Desert locust swarms can stay in the air for very long periods, travelling up to 130km or more a day, the FAO said. A swarm can vary from one square kilometre to several hundred square kilometres with up to 80 million adult locusts in each square kilometre of a swarm.

A swarm the size of Paris can devour as much food as half the population of France, according to the FAO.

Uganda has started to spray swarms of desert locusts that invaded over the weekend, posing a major threat to livestock and key crops such as coffee, a government official said on Monday.

The plague has already caused extensive damage to pastures and crops and threatened food security in several countries in the east and Horn of Africa, including Somalia, Ethiopia and Kenya.

A single swarm of the insects can measure 40km wide by 60km long, according to the FAO.

“We are using motorised sprayers, a drone and manual sprayers,” said Stephen Byantwale, commissioner for crop protection at the ministry of agriculture.

“They [locusts] are spreading like wildfire, so they are a real, major threat.”

The FAO warned in a report on Monday that locusts were continuing to breed in the Horn of Africa, which would lead to more insects in Ethiopia, Somalia and Kenya, with new swarms forming next month and in April.

“There is an unprecedented threat to food security and livelihoods in the region,” the UN agency said.

The swarms entered Uganda in the northeastern region of Karamoja on Sunday.
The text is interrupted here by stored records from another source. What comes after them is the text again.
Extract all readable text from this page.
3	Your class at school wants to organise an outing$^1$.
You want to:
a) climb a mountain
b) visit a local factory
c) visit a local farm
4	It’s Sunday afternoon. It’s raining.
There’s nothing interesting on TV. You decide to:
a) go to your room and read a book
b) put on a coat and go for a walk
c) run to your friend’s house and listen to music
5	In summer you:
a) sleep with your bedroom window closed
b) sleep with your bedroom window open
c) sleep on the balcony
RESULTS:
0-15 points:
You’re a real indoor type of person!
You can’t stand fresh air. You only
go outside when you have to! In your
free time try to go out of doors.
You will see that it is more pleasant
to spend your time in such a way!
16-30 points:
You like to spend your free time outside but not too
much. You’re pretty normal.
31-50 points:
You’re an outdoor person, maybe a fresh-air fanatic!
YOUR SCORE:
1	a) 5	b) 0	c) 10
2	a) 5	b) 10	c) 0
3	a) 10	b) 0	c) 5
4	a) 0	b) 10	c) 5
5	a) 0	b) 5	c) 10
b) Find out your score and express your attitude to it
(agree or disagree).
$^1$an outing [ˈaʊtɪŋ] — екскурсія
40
Byantwale said if their movement was unchallenged, they were expected to move further south, threatening fields of crops that include coffee, rice, maize, and others.

Coffee is one of Uganda’s major exports and a key source of foreign exchange. The country is Africa’s biggest exporter of the coffee beans.

Byantwale said the foliage-devouring swarms were also a major threat to the Kidepo National Park found in the northeast of Uganda and one of the biggest in the country where visitors can see giraffes, zebras, and buffalo.